Numerical Investigation of CO and NO Production From Premixed Hydrogen/Methane Fuel Blends

Abstract

There is significant interest in utilizing hydrogen as an energy carrier in a net-zero carbon energy economy. A variety of fundamental and practical issues associated with premixed hydrogen/methane combustion must be addressed, particularly flame flashback, combustion instabilities, and NOx emissions. Significantly less attention has been given to CO emissions from hydrogen blending. However, recent H2 blending engine tests have clearly noted major reductions in CO emissions, reductions which substantially exceed what would be expected based upon C atom mass balances in the fuel.

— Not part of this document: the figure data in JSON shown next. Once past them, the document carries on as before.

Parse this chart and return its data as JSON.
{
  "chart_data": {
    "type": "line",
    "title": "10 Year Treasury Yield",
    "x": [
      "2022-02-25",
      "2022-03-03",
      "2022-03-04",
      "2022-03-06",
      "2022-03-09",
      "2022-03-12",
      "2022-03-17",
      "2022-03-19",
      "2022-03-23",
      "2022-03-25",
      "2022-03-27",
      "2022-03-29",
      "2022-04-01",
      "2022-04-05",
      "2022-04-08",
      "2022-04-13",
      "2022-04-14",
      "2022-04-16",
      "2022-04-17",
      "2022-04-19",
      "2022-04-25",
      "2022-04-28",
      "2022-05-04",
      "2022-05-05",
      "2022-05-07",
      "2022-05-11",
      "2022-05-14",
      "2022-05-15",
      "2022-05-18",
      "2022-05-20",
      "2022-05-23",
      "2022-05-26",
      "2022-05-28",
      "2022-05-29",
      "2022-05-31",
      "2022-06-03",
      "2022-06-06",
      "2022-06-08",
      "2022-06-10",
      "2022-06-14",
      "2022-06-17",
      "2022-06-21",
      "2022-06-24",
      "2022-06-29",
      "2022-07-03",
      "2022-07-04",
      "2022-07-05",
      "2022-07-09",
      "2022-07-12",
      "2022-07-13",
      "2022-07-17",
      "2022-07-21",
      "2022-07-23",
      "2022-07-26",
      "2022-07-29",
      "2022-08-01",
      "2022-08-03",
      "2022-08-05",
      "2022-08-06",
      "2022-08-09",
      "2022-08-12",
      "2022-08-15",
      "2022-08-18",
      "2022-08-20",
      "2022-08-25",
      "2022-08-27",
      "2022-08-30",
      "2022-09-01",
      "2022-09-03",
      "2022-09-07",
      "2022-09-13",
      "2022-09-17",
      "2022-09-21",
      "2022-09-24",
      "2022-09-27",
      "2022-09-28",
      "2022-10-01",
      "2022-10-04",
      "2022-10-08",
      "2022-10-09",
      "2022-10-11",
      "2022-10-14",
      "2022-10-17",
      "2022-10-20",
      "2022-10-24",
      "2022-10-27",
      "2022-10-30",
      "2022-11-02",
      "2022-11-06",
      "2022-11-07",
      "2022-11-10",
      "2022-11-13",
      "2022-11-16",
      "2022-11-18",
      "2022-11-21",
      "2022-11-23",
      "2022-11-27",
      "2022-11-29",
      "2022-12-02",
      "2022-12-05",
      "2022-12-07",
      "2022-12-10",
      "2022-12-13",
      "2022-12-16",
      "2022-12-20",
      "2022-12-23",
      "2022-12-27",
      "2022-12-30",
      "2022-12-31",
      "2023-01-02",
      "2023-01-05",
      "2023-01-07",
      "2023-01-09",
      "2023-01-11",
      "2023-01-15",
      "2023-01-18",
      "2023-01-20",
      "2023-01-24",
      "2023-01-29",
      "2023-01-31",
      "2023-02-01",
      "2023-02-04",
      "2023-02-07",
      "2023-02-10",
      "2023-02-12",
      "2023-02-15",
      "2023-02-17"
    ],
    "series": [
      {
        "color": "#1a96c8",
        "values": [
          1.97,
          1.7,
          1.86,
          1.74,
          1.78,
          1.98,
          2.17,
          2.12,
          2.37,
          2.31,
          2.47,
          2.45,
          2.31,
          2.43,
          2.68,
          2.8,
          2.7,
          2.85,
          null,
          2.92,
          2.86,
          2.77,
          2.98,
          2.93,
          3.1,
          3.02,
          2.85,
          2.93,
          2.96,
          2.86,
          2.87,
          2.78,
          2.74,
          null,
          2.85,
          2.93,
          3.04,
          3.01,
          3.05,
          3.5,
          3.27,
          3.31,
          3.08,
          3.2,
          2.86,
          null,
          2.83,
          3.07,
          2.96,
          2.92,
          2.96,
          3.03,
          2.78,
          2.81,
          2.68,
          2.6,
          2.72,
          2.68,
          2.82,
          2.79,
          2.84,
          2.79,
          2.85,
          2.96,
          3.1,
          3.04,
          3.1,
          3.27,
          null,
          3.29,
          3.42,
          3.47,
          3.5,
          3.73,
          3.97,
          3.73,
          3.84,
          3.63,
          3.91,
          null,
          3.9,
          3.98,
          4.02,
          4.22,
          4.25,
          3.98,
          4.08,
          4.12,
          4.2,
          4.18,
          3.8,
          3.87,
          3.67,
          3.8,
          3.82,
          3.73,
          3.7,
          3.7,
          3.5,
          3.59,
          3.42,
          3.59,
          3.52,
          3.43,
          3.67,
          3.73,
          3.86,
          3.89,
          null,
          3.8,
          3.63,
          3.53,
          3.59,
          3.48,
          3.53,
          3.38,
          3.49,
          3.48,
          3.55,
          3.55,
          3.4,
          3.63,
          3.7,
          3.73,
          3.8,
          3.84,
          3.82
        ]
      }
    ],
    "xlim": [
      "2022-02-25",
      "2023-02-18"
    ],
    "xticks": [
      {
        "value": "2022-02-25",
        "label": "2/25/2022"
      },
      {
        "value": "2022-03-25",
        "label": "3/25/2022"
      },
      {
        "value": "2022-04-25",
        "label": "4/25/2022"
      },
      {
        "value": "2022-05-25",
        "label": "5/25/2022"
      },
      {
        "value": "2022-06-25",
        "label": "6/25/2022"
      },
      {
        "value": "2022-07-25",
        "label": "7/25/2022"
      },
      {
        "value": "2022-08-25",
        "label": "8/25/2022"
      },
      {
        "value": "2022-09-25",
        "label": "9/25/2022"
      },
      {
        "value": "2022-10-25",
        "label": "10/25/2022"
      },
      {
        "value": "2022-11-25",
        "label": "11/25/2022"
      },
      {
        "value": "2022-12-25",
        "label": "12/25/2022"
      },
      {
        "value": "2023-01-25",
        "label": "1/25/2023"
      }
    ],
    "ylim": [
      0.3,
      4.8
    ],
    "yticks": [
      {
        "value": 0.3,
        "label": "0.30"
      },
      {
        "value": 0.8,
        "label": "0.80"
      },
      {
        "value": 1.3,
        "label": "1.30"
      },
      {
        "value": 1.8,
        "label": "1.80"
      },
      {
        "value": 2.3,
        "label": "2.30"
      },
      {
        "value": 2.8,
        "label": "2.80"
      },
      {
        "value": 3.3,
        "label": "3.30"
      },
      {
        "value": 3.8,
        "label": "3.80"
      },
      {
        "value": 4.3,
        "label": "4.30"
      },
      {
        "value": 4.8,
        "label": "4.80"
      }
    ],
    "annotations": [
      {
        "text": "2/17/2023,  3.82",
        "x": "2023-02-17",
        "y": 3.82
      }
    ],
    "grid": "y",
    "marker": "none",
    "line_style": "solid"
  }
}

Moreover, NOx, CO, and combustor operability always tradeoff with each other, and so, for example, these CO reductions can also enable operational or design modifications to reduce NOx emissions and/or wider operability windows. This paper addresses H2 blending effects on CO emissions, addressing both the direct influences on CO emissions, as well as how it influences NOx–CO tradeoffs. The paper presents computations that differentiate between the kinetic and equilibrium effects of H2 blending, as well as how H2 blending can lead to reductions in both NOx and CO by moving the Pareto front downward. Finally, this work suggests that H2 blending, in addition to its CO2 reductions, can also increase plant operational flexibility and so provide additional value propositions to an evolving electricity market.